Francico: Não foi preciso "meter cunha"... Só agora, de manhã, li a tua mensagem. Já ontem às 20 e tal da noite tinha feito o teu poste...

Fico com ganas de conhecer a tua terra maravilhosa e as tuas nobres gentes... Eu, que tenho a mania de conhecer Portugal inteiro, de lés a lés, nunca fui a Brunhoso... Já andei lá perto, mas não é a mesma coisa. Tirando as Berlengas, a Madeira e os Açores, há ainda 89 mil quilómetros quadrados de Portugal para explorar e conhecer pelos portugueses...

Bom domingo. Luis

Luís Graça disse...

Mandei uma mensagem para a página do Facebook do Aníbal Gonçalves:

Obrigado, Aníbal, pelas fotos de Brunhoso. "Emprestadadas". É por uma boa causa.

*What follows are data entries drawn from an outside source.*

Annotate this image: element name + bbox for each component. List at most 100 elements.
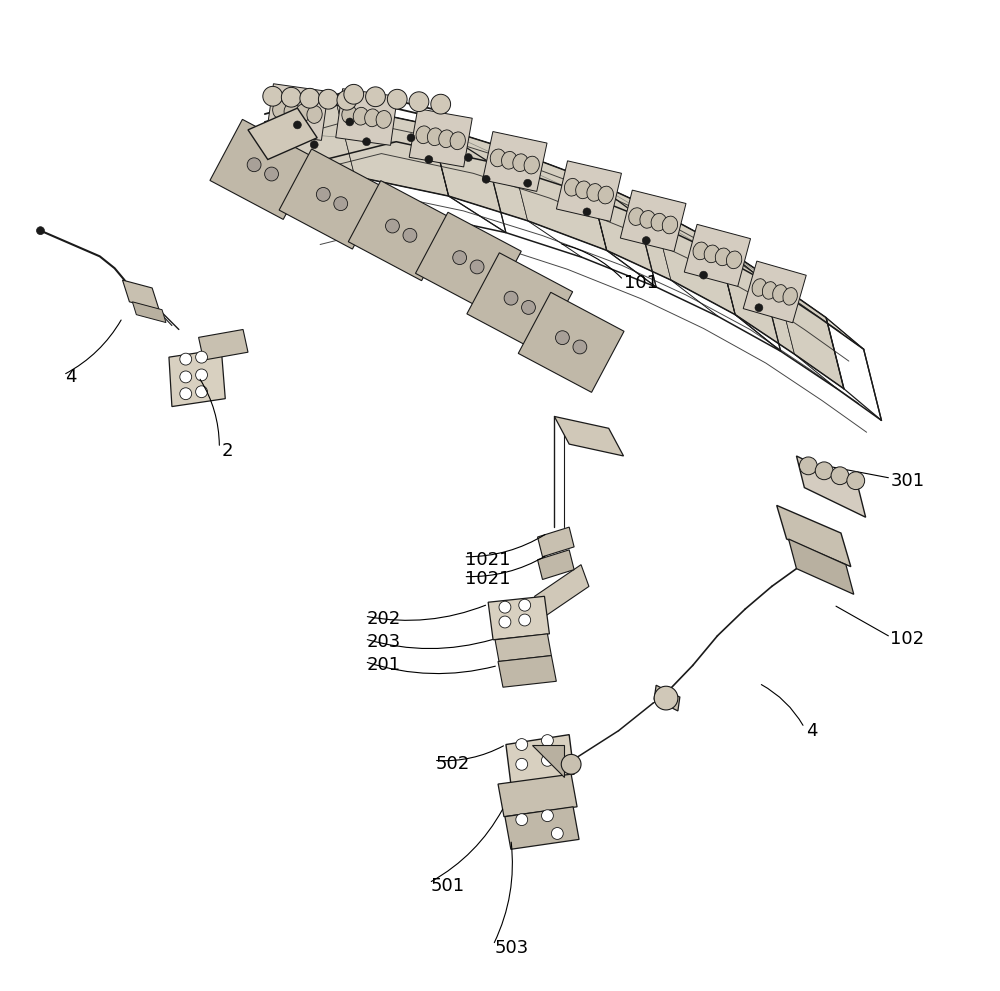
Polygon shape	[337, 105, 488, 162]
Polygon shape	[348, 180, 454, 280]
Polygon shape	[777, 283, 864, 349]
Polygon shape	[279, 149, 385, 249]
Circle shape	[519, 614, 531, 626]
Polygon shape	[654, 685, 680, 711]
Circle shape	[386, 219, 399, 233]
Circle shape	[316, 187, 330, 201]
Circle shape	[799, 457, 817, 475]
Ellipse shape	[342, 106, 357, 124]
Text: 2: 2	[221, 442, 233, 460]
Ellipse shape	[450, 132, 465, 150]
Polygon shape	[337, 105, 449, 196]
Circle shape	[281, 87, 301, 107]
Circle shape	[524, 179, 532, 187]
Text: 501: 501	[431, 877, 465, 895]
Text: 203: 203	[367, 633, 401, 651]
Circle shape	[504, 291, 518, 305]
Circle shape	[300, 88, 320, 108]
Polygon shape	[467, 253, 573, 353]
Circle shape	[542, 754, 553, 766]
Ellipse shape	[427, 128, 443, 146]
Text: 201: 201	[367, 656, 401, 675]
Ellipse shape	[524, 157, 539, 173]
Ellipse shape	[376, 111, 391, 128]
Circle shape	[499, 616, 511, 628]
Circle shape	[516, 814, 528, 826]
Circle shape	[522, 300, 535, 314]
Ellipse shape	[513, 154, 528, 171]
Ellipse shape	[773, 284, 787, 302]
Text: 4: 4	[65, 368, 77, 385]
Circle shape	[516, 758, 528, 770]
Circle shape	[499, 602, 511, 613]
Ellipse shape	[762, 281, 777, 299]
Circle shape	[180, 371, 192, 383]
Polygon shape	[510, 150, 607, 251]
Polygon shape	[199, 329, 248, 360]
Polygon shape	[653, 209, 735, 315]
Circle shape	[310, 141, 318, 149]
Polygon shape	[796, 456, 866, 517]
Circle shape	[654, 686, 678, 710]
Circle shape	[755, 304, 763, 312]
Polygon shape	[498, 774, 577, 817]
Circle shape	[847, 472, 865, 490]
Polygon shape	[518, 292, 624, 392]
Circle shape	[561, 754, 581, 774]
Circle shape	[453, 251, 467, 265]
Circle shape	[409, 92, 429, 112]
Ellipse shape	[693, 242, 708, 260]
Polygon shape	[589, 179, 701, 246]
Ellipse shape	[752, 278, 767, 296]
Circle shape	[334, 197, 348, 211]
Circle shape	[815, 462, 833, 480]
Polygon shape	[538, 527, 574, 557]
Ellipse shape	[273, 101, 288, 119]
Polygon shape	[532, 744, 564, 777]
Polygon shape	[777, 283, 844, 388]
Text: 503: 503	[495, 939, 529, 957]
Polygon shape	[717, 244, 819, 318]
Polygon shape	[409, 109, 472, 166]
Circle shape	[470, 260, 484, 274]
Circle shape	[431, 94, 451, 114]
Circle shape	[387, 89, 407, 109]
Polygon shape	[488, 597, 549, 640]
Circle shape	[542, 734, 553, 746]
Ellipse shape	[715, 248, 731, 266]
Circle shape	[363, 138, 371, 146]
Text: 1021: 1021	[465, 571, 511, 589]
Polygon shape	[554, 416, 624, 456]
Circle shape	[516, 738, 528, 750]
Polygon shape	[248, 108, 317, 160]
Ellipse shape	[307, 106, 322, 123]
Text: 101: 101	[624, 275, 658, 292]
Ellipse shape	[353, 107, 369, 125]
Circle shape	[346, 118, 354, 126]
Circle shape	[403, 228, 417, 242]
Text: 301: 301	[890, 472, 924, 490]
Polygon shape	[248, 105, 396, 162]
Polygon shape	[589, 179, 671, 280]
Ellipse shape	[651, 213, 666, 231]
Polygon shape	[510, 150, 638, 216]
Ellipse shape	[783, 287, 797, 305]
Ellipse shape	[439, 130, 454, 148]
Circle shape	[642, 237, 650, 245]
Circle shape	[583, 208, 591, 216]
Polygon shape	[506, 734, 574, 784]
Circle shape	[265, 167, 278, 181]
Circle shape	[366, 87, 385, 107]
Ellipse shape	[587, 183, 602, 201]
Circle shape	[196, 369, 207, 381]
Circle shape	[519, 600, 531, 611]
Ellipse shape	[284, 102, 299, 120]
Polygon shape	[505, 807, 579, 849]
Polygon shape	[498, 656, 556, 687]
Ellipse shape	[629, 208, 644, 225]
Circle shape	[831, 467, 849, 485]
Circle shape	[37, 227, 44, 235]
Circle shape	[542, 810, 553, 822]
Ellipse shape	[662, 216, 678, 234]
Circle shape	[180, 387, 192, 399]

Mas o autor está lá, citado e elogiado. Um abraço transmontano do lisboeta Luís Graça.

Anónimo disse...

Mais uma interessante descrição dos tempos idos, agora em cenário funéreo mas, mesmo assim, uma tela agradável de se mirar - estão ali a rudeza da vida e o conformismo com a morte, o respeito por aquela e por esta. É Trás-os-Montes no seu melhor.

Um abração
Carvalho de Mampatá

Anónimo disse...

Em aditamento:

No lugar da Ponteira, concelho de Montalegre, ainda na década de setenta, havia a tradição de, no fim do funeral, à porta do cemitério, a família da pessoa falecida distribuir um pão por cada pessoa a quem também era dado a beber vinho por uma malga. Parece-me que o tamanho do pão variava com as posses da família.